I am currently creating a NodeList all document nodes (in document order) manually. XPath expression to get this NodeList -
//. | //@* | //namespace::*
My first attempt to manually execute the DOM and assemble the nodes ( NodeSet is a primitive implementation of NodeList delegating List ):
private static void walkRecursive(Node cur, NodeSet nodes) { nodes.add(cur); if (cur.hasAttributes()) { NamedNodeMap attrs = cur.getAttributes(); for (int i=0; i < attrs.getLength(); i++) { Node child = attrs.item(i); walkRecursive(child, nodes); } } int type = cur.getNodeType(); if (type == Node.ELEMENT_NODE || type == Node.DOCUMENT_NODE) { NodeList children = cur.getChildNodes(); if (children == null) return; for (int i=0; i < children.getLength(); i++) { Node child = children.item(i); walkRecursive(child, list); } } }
I would start the recursion by calling walkRecursive(doc, nodes) , where doc is org.w3c.Document and nodes a (but empty) NodeSet .
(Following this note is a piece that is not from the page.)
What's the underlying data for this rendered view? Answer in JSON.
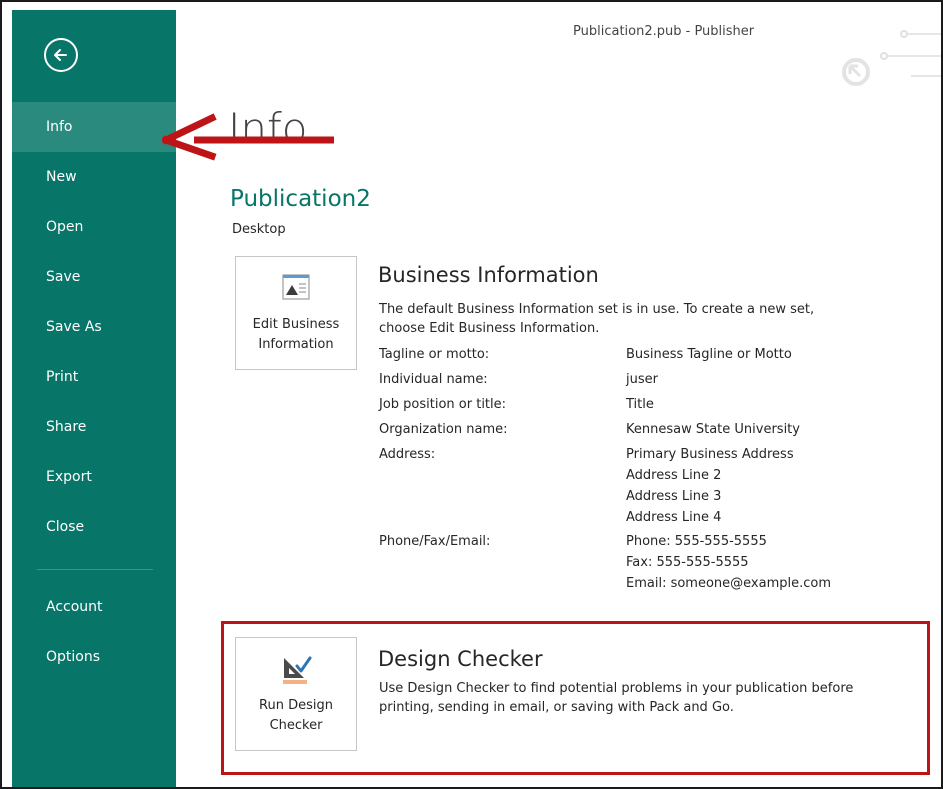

I tested this using this primitive XML document:
<?xml version="1.0"?> <myns:root xmlns:myns="http://www.my.ns/#"> <myns:element/> </myns:root>
If, for example, I canonicalize a manually created NodeSet and NodeList generated by the XPath expression originally mentioned and compare two bytes for a byte, then the result will be equal and seems to work fine.
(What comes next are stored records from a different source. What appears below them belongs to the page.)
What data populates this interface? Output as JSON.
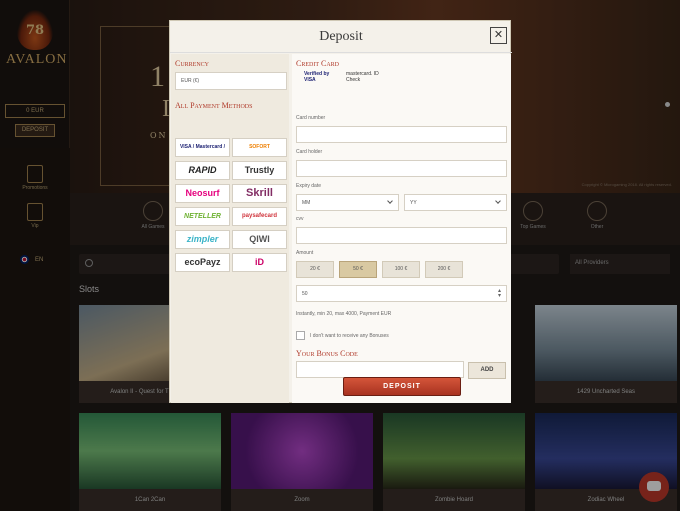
{
  "sidebar": {
    "logo_number": "78",
    "brand": "AVALON",
    "balance": "0 EUR",
    "deposit_label": "DEPOSIT",
    "items": [
      {
        "label": "Promotions"
      },
      {
        "label": "Vip"
      }
    ],
    "lang": "EN"
  },
  "banner": {
    "line1": "1",
    "line2": "I",
    "line3": "ON",
    "copyright": "Copyright © Microgaming 2018. All rights reserved."
  },
  "categories": [
    {
      "label": "All Games"
    },
    {
      "label": "Top Games"
    },
    {
      "label": "Other"
    }
  ],
  "search": {
    "placeholder": "Search game"
  },
  "providers": {
    "label": "All Providers"
  },
  "slots_title": "Slots",
  "games": [
    {
      "name": "Avalon II - Quest for The Grail"
    },
    {
      "name": "1429 Uncharted Seas"
    },
    {
      "name": "1Can 2Can"
    },
    {
      "name": "Zoom"
    },
    {
      "name": "Zombie Hoard"
    },
    {
      "name": "Zodiac Wheel"
    }
  ],
  "modal": {
    "title": "Deposit",
    "close": "✕",
    "currency_title": "Currency",
    "currency_value": "EUR (€)",
    "payment_title": "All Payment Methods",
    "payment_methods": [
      {
        "name": "VISA / Mastercard / Maestro"
      },
      {
        "name": "SOFORT ÜBERWEISUNG"
      },
      {
        "name": "RAPID"
      },
      {
        "name": "Trustly"
      },
      {
        "name": "Neosurf"
      },
      {
        "name": "Skrill"
      },
      {
        "name": "NETELLER"
      },
      {
        "name": "paysafecard"
      },
      {
        "name": "zimpler"
      },
      {
        "name": "QIWI"
      },
      {
        "name": "ecoPayz"
      },
      {
        "name": "iD"
      }
    ],
    "credit_card_title": "Credit Card",
    "verified_visa": "Verified by VISA",
    "mastercard_check": "mastercard. ID Check",
    "card_number_label": "Card number",
    "card_holder_label": "Card holder",
    "expiry_label": "Expiry date",
    "expiry_month": "MM",
    "expiry_year": "YY",
    "cvv_label": "cvv",
    "amount_label": "Amount",
    "amounts": [
      "20 €",
      "50 €",
      "100 €",
      "200 €"
    ],
    "amount_value": "50",
    "limits": "Instantly, min 20, max 4000, Payment EUR",
    "no_bonus_label": "I don't want to receive any Bonuses",
    "bonus_title": "Your Bonus Code",
    "add_label": "ADD",
    "deposit_button": "DEPOSIT"
  },
  "colors": {
    "accent": "#b03a2a",
    "button": "#c0442c",
    "gold": "#a58550"
  }
}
But , if I repeat two NodeList and print out debugging information ( typeString just generates a string representation)
for (int i=0; i < nodes.getLength(); i++) { Node child = nodes.item(i); System.out.println("Type: " + typeString(child.getNodeType()) + " Name:" + child.getNodeName() + " Local name: " + child.getLocalName() + " NS: " + child.getNamespaceURI()); }
then I get this output for the generated XPath NodeList :
Type: DocumentNode Name:#document Local name: null NS: null Type: Element Name:myns:root Local name: root NS: http:
and this is for a manually created NodeList :
Type: DocumentNode Name:#document Local name: null NS: null Type: Element Name:myns:root Local name: root NS: http:
So, as you can see, in the first example, the NodeList additionally contains a Node for the XML namespace:
Type: Attribute Name:xmlns:xml Local name: xml NS: http://www.w3.org/2000/xmlns/
Now my questions are:
a) If I interpret xml-names11 correctly , I do not need an xmlns: xml declaration:
The xml prefix is by definition associated with the namespace name http://www.w3.org/XML/1998/namespace . It MAY, but not be, be declared and MUST NOT be undeclared or bound to any other namespace name. Other prefixes MUST NOT be bound to this namespace name and MUST NOT be declared as the default namespace.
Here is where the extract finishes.